Up until 1960 homosexuality was treated as such. That is, until the activists successfully lobbied the medical profession to delist it as a mental illness. Patti self-medicated herself with alcohol and drugs until, she said, her brain became fried. She freely indulged in sexual immorality because, she thought, that’s why girls were made.

The solace that she was seeking could not be found in the homosexual lifestyle, but in Jesus Christ only. To follow Patti’s journey out of Egypt (sin) please watch the following 50 minute video testimony. 

Finally, I am struggling with how to present this final point, and not have stones hurled at me. (This is my experience so hear me out.) In my secular career I worked with a number of LGBT people. The female co-workers adored the gay men. The common thought was, It’s like having a male girlfriend. 
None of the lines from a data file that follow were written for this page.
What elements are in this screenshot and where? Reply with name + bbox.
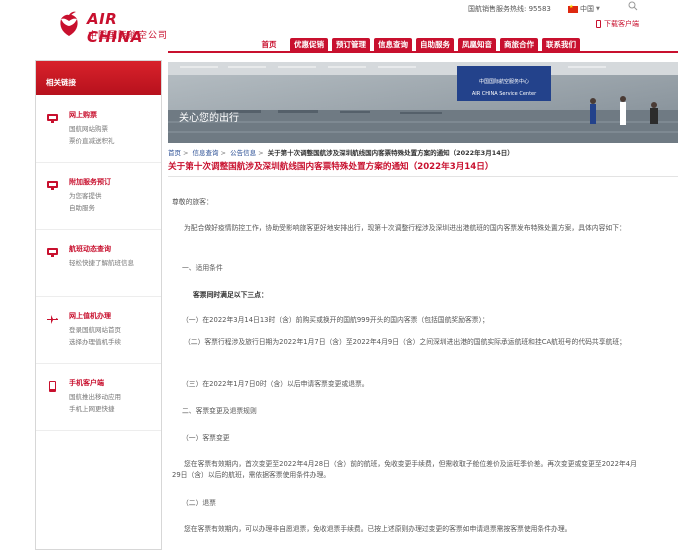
service-sign-en: AIR CHINA Service Center bbox=[471, 91, 537, 97]
sidebar-item-line: 手机上网更快捷 bbox=[69, 405, 115, 413]
title-divider bbox=[168, 176, 678, 177]
sidebar-item-line: 选择办理值机手续 bbox=[69, 338, 121, 346]
sidebar-item-flight-status[interactable]: 航班动态查询 轻松快捷了解航班信息 bbox=[36, 230, 161, 297]
sidebar-item-online-checkin[interactable]: 网上值机办理 登录国航网站首页 选择办理值机手续 bbox=[36, 297, 161, 364]
sidebar-item-title: 附加服务预订 bbox=[69, 178, 111, 186]
sidebar-item-line: 国航推出移动应用 bbox=[69, 393, 121, 401]
breadcrumb-separator: > bbox=[183, 149, 189, 157]
article-paragraph: 为配合做好疫情防控工作，协助受影响旅客更好地安排出行，现第十次调整行程涉及深圳进… bbox=[184, 224, 626, 232]
sidebar-item-additional-services[interactable]: 附加服务预订 为您客提供 自助服务 bbox=[36, 163, 161, 230]
breadcrumb-separator: > bbox=[220, 149, 226, 157]
article-paragraph: 二、客票变更及退票规则 bbox=[182, 407, 257, 415]
china-flag-icon bbox=[568, 4, 578, 13]
nav-phoenix-miles[interactable]: 凤凰知音 bbox=[458, 38, 496, 51]
search-icon[interactable] bbox=[628, 1, 638, 11]
air-china-logo[interactable]: AIR CHINA 中国国际航空公司 bbox=[53, 8, 173, 46]
article-paragraph: 您在客票有效期内，首次变更至2022年4月28日（含）前的航班，免收变更手续费，… bbox=[172, 460, 637, 479]
sidebar-item-title: 手机客户端 bbox=[69, 379, 104, 387]
breadcrumb-information[interactable]: 信息查询 bbox=[193, 149, 219, 157]
sidebar-item-online-booking[interactable]: 网上购票 国航网站购票 票价直减送积礼 bbox=[36, 96, 161, 163]
sidebar-item-line: 自助服务 bbox=[69, 204, 95, 212]
article-paragraph: （一）在2022年3月14日13时（含）前购买或换开的国航999开头的国内客票（… bbox=[182, 316, 489, 324]
article-paragraph: 您在客票有效期内，可以办理非自愿退票，免收退票手续费。已按上述原则办理过变更的客… bbox=[184, 525, 572, 533]
sidebar-title: 相关链接 bbox=[36, 61, 161, 95]
download-label: 下载客户端 bbox=[604, 20, 639, 28]
language-label: 中国 bbox=[580, 5, 594, 13]
hero-banner: 中国国际航空服务中心 AIR CHINA Service Center 关心您的… bbox=[168, 62, 678, 143]
monitor-icon bbox=[47, 181, 58, 190]
breadcrumb-current-page: 关于第十次调整国航涉及深圳航线国内客票特殊处置方案的通知（2022年3月14日） bbox=[267, 149, 514, 157]
service-hotline: 国航销售服务热线: 95583 bbox=[468, 5, 551, 13]
sidebar-item-line: 国航网站购票 bbox=[69, 125, 108, 133]
nav-information[interactable]: 信息查询 bbox=[374, 38, 412, 51]
article-paragraph: （二）退票 bbox=[182, 499, 216, 507]
article-paragraph: （三）在2022年1月7日0时（含）以后申请客票变更或退票。 bbox=[182, 380, 369, 388]
monitor-icon bbox=[47, 248, 58, 257]
mobile-icon bbox=[596, 20, 601, 28]
nav-underline bbox=[168, 51, 678, 53]
chevron-down-icon: ▼ bbox=[596, 6, 600, 12]
sidebar-item-title: 网上购票 bbox=[69, 111, 97, 119]
nav-booking-management[interactable]: 预订管理 bbox=[332, 38, 370, 51]
brand-cn: 中国国际航空公司 bbox=[88, 31, 169, 41]
article-paragraph: 一、适用条件 bbox=[182, 264, 223, 272]
breadcrumb-home[interactable]: 首页 bbox=[168, 149, 181, 157]
article-paragraph: （一）客票变更 bbox=[182, 434, 230, 442]
article-title: 关于第十次调整国航涉及深圳航线国内客票特殊处置方案的通知（2022年3月14日） bbox=[168, 162, 494, 172]
service-sign-cn: 中国国际航空服务中心 bbox=[478, 79, 529, 85]
sidebar-item-line: 票价直减送积礼 bbox=[69, 137, 115, 145]
mobile-icon bbox=[49, 381, 56, 392]
phoenix-logo-icon bbox=[60, 11, 78, 36]
article-paragraph: 客票同时满足以下三点： bbox=[193, 291, 268, 299]
language-selector[interactable]: 中国 ▼ bbox=[568, 4, 600, 14]
breadcrumb-announcements[interactable]: 公告信息 bbox=[230, 149, 256, 157]
nav-business-cooperation[interactable]: 商旅合作 bbox=[500, 38, 538, 51]
sidebar-item-title: 网上值机办理 bbox=[69, 312, 111, 320]
monitor-icon bbox=[47, 114, 58, 123]
related-links-sidebar: 相关链接 网上购票 国航网站购票 票价直减送积礼 附加服务预订 为您客提供 自助… bbox=[35, 60, 162, 550]
airport-banner-image bbox=[168, 62, 678, 143]
nav-home[interactable]: 首页 bbox=[252, 38, 286, 51]
nav-self-service[interactable]: 自助服务 bbox=[416, 38, 454, 51]
breadcrumb: 首页 > 信息查询 > 公告信息 > 关于第十次调整国航涉及深圳航线国内客票特殊处置方… bbox=[168, 147, 514, 157]
sidebar-item-title: 航班动态查询 bbox=[69, 245, 111, 253]
article-paragraph: 尊敬的旅客： bbox=[172, 198, 213, 206]
sidebar-item-line: 登录国航网站首页 bbox=[69, 326, 121, 334]
plane-icon bbox=[47, 315, 58, 324]
nav-promotions[interactable]: 优惠促销 bbox=[290, 38, 328, 51]
article-paragraph: （二）客票行程涉及旅行日期为2022年1月7日（含）至2022年4月9日（含）之… bbox=[184, 338, 626, 346]
service-center-sign: 中国国际航空服务中心 AIR CHINA Service Center bbox=[457, 66, 551, 101]
sidebar-item-line: 为您客提供 bbox=[69, 192, 102, 200]
nav-contact-us[interactable]: 联系我们 bbox=[542, 38, 580, 51]
main-navigation: 首页 优惠促销 预订管理 信息查询 自助服务 凤凰知音 商旅合作 联系我们 bbox=[252, 38, 580, 51]
sidebar-item-line: 轻松快捷了解航班信息 bbox=[69, 259, 134, 267]
sidebar-item-mobile-client[interactable]: 手机客户端 国航推出移动应用 手机上网更快捷 bbox=[36, 364, 161, 431]
breadcrumb-separator: > bbox=[258, 149, 264, 157]
download-app-link[interactable]: 下载客户端 bbox=[596, 19, 639, 29]
hero-slogan: 关心您的出行 bbox=[179, 113, 239, 124]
I saw an article — or was it a book?– titled, How Satan Deceives Women to Destabilize the Church. The brief synopsis — Satan has been deceiving women ever since Eve for the purpose of executing his war against God. Women, more so than men, cast a sympathetic eye towards homosexuals; and Satan uses that compassion to alter perceptions, and gain acceptance, within the body of Christ — even to the point of sanctifying homosexuality in the sacred rite of marriage which, lest we forget, Jesus said was between a man and a woman (Matthew 19:4–5).

Love is not born of pride. It sacrifices, but does not take. It gives, and still more. It is offered to you freely by the One who gave everything — even His own life upon the Cross. Nothing equals that kind of love. Nothing. 

Greater love hath no man … (John 15:13).